There may be nothing more archetypal than the ocean. As humans, we’ve depended on its waters to provide food and entertainment (sailing, surfing), and we’ve suffered when its enormous power has risen up in unexpected ways. Tsunamis and storms remind us that we have not truly mastered natural forces.
In dreams, the ocean often represents the unconscious, but it can also be a great well of emotion. When dreamers have reported dreams of struggling underwater, there is usually, at least at one level, a place in their lives where emotions have overwhelmed them. By contrast, dreaming of breathing underwater suggests the ability to survive the great overwhelm of emotion.
I’ve dreamed of the ocean and its creatures many times. In waking life, I love walking along beaches and finding the treasures tossed up by the waves, with the sound of the surf helping me relax. I sense eternity when I watch the waves rolling in, and find comfort in the fact that my life, no matter how difficult at the time, is but a heartbeat in the life of the world. But in my dreams, the ocean comes to remind me that I need to be quick on my feet to dodge the tsunamis that life throws my way. Or that my little boat won’t protect me from the life I’m destined to experience. Or that I am not really so very different from the creatures that live in the water’s depths.
My mother grew up near the ocean and loved it her whole life, so for me the ocean in a dream carries my relationship with her in a symbolic way. Shortly after she died, I dreamed of helping her across a river between a street and a beach, and having to take my bearings on the beach before we started walking, so I’d be sure to find my way back. The building I saw was a symbol for my writing and creative life, and in waking life, I spent a long time walking in grief. It was, in large part, my writing that kept me anchored as those waves of emotion rolled in. Now when I visit the ocean, that grief always rises, but it’s gentler now, like waves in a sheltered bay.

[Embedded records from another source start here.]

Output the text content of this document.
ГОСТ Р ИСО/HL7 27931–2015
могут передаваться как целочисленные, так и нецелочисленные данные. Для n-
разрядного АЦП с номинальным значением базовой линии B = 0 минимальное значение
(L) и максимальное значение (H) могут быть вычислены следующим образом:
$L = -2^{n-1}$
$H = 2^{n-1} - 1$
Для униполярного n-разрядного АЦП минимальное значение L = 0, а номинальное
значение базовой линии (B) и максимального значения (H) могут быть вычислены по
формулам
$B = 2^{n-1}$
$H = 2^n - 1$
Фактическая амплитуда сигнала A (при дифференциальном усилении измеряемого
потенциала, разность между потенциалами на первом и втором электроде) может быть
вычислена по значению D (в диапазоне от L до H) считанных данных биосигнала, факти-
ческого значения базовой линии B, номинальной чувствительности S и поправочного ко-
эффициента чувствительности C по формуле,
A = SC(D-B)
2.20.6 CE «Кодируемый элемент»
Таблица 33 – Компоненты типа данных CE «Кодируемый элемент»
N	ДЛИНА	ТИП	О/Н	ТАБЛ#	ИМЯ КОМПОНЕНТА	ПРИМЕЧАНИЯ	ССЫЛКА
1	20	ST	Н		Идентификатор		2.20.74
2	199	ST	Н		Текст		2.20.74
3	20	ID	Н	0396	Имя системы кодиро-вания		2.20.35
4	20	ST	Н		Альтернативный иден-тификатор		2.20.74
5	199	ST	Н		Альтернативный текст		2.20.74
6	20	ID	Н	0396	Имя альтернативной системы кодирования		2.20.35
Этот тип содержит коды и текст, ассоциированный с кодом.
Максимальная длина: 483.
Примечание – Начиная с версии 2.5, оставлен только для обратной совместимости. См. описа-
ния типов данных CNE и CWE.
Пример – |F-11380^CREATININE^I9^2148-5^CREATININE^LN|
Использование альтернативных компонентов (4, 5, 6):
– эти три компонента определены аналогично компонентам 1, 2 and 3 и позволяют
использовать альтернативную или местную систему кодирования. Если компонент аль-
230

2 thoughts on “Ocean as Metaphor”
I have those same Mom associations. And because I’ve only been to the ocean once in the past 30 years, and that once was 20 years ago, when I dream of the ocean, it’s often lucid, with an intense sense of longing and working hard to satisfy that longing. The oceans in my dreams are often not-quite-perfect imitations, the kind of ocean you might get in a stage play, made of billowing cloth. Or sometimes there are long, long beaches that never quite reach the sea. And sometimes I manage the perfect intense blue of a real ocean, but it’s so hard to make it happen. It’s a lot like writing, having those dreams.
Now I remember what might have influenced my big watery dreams last night. At one point I crossed the Ganges holding my backpack above my head…to get to the other side.